Ultimately, it is important to balance treatment decisions between efficacy of the chosen myopia control strategy, satisfactory visual acuity, corneal health and slowing down of axial length elongation. The patient’s commitment to lens wear, continuous practice of good hygiene, discipline and parents’ understanding and commitment, are pre-requisites for successful orthokeratology lens wear. The case described represents the highest degree of myopic refractive error that has been managed at the author’s practice to date. However, there are further highly myopic patients who are currently being managed with orthokeratology lens modalities, all without or just minimal complications such as low grade superficial corneal epithelial staining.

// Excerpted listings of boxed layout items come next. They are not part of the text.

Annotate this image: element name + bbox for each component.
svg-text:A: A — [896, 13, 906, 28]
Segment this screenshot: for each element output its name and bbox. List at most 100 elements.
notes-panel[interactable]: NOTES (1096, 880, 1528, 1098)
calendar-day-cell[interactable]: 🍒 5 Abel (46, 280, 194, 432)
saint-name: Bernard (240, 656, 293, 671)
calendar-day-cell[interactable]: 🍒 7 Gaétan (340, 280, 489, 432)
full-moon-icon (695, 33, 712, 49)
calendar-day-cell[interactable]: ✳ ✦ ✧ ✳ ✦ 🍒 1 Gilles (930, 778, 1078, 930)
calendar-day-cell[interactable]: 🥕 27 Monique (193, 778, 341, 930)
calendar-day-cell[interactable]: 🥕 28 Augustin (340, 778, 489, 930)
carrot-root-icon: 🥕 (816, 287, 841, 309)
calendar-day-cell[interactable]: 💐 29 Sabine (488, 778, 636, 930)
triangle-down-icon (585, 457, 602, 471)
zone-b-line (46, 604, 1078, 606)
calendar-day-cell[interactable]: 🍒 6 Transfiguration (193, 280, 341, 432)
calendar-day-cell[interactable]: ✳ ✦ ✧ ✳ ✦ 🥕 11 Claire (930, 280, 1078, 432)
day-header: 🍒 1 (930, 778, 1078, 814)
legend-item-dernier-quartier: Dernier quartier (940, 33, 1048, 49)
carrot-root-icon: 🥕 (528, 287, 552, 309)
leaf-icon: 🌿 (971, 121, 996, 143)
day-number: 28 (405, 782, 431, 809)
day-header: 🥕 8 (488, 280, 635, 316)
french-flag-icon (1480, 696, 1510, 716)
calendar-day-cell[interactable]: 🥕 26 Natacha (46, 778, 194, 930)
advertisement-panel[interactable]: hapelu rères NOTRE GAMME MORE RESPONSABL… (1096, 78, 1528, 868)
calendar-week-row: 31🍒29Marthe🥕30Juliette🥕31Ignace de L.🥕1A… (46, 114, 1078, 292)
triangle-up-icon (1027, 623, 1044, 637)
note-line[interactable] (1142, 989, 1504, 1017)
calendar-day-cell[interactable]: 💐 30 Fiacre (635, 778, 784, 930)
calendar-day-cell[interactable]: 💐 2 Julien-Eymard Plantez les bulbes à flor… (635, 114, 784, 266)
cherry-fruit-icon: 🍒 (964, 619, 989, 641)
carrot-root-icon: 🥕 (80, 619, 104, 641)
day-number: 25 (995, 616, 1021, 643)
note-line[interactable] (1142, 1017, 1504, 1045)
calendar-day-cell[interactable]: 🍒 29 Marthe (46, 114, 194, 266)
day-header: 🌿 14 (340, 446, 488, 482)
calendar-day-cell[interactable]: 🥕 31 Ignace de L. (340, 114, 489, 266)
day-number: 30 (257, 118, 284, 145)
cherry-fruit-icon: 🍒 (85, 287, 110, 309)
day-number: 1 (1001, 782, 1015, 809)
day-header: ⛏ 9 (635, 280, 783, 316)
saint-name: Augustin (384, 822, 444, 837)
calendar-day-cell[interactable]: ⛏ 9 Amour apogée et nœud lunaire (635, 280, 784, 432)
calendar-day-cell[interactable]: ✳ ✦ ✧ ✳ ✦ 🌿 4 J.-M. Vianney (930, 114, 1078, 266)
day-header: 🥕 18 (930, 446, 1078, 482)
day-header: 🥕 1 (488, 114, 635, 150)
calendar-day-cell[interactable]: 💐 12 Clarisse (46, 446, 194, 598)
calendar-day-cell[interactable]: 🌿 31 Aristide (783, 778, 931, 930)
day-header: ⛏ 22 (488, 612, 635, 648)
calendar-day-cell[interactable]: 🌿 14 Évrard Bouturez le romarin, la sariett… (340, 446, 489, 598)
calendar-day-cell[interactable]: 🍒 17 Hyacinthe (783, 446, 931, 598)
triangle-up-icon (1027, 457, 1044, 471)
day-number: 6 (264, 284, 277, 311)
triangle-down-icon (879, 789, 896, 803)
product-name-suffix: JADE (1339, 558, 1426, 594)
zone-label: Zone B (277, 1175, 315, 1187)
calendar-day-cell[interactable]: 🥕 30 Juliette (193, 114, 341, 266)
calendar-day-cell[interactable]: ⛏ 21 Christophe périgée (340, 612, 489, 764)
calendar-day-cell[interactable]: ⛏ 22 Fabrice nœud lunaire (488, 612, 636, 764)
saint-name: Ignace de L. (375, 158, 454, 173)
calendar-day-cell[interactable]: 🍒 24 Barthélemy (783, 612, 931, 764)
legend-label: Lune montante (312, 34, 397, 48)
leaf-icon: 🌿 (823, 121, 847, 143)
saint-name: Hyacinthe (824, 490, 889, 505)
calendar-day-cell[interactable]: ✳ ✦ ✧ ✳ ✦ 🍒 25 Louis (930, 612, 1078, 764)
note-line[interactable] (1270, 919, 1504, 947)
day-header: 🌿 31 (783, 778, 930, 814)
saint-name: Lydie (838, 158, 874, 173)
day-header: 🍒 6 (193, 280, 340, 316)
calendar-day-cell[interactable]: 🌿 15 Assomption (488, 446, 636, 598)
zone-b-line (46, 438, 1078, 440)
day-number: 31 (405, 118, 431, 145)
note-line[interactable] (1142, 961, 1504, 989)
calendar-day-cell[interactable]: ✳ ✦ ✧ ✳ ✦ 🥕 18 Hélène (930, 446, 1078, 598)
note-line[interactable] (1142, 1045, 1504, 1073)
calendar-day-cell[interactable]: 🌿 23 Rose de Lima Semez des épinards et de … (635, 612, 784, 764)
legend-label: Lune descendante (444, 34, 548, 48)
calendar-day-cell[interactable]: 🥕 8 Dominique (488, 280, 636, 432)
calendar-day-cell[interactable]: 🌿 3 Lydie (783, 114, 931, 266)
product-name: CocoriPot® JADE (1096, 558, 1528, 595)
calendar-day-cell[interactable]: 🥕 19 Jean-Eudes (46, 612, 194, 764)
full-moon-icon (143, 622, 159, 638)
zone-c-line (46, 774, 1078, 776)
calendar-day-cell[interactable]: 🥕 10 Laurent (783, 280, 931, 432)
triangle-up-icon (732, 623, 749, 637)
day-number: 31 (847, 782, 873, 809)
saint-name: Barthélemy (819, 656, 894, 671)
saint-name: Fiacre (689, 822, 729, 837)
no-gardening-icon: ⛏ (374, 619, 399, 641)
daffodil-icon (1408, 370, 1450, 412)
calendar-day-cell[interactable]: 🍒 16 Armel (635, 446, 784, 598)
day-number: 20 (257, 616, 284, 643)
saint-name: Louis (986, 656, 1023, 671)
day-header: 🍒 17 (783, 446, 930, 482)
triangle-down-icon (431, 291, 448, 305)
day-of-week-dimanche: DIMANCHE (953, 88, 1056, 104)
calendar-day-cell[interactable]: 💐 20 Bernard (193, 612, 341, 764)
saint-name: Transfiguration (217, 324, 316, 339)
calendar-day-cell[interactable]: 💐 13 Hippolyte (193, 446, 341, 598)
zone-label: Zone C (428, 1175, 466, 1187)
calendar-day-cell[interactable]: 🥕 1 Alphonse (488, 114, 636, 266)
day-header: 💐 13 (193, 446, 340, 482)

A possible limitation of this case study is the duration of the patient’s orthokeratology lens wear period of two years and the patient’s age.11Early cessation of orthokeratology lens wear is not recommended unless compliance issues occurred, and that myopia has to be monitored regularly every three to six months, to prevent a rebound effect.22 Myopia management could be continued up to late teenage years (i.e., 18 years old) or when axial elongation slows, and myopia stabilised, yet definitive guidelines are not available.23,24
Acknowledgements
The author would like to thank Sven Jonuscheit for his continuous support and feedback in the write up of this case study.
Conflict of interest
The author declares that there is no conflict of interest.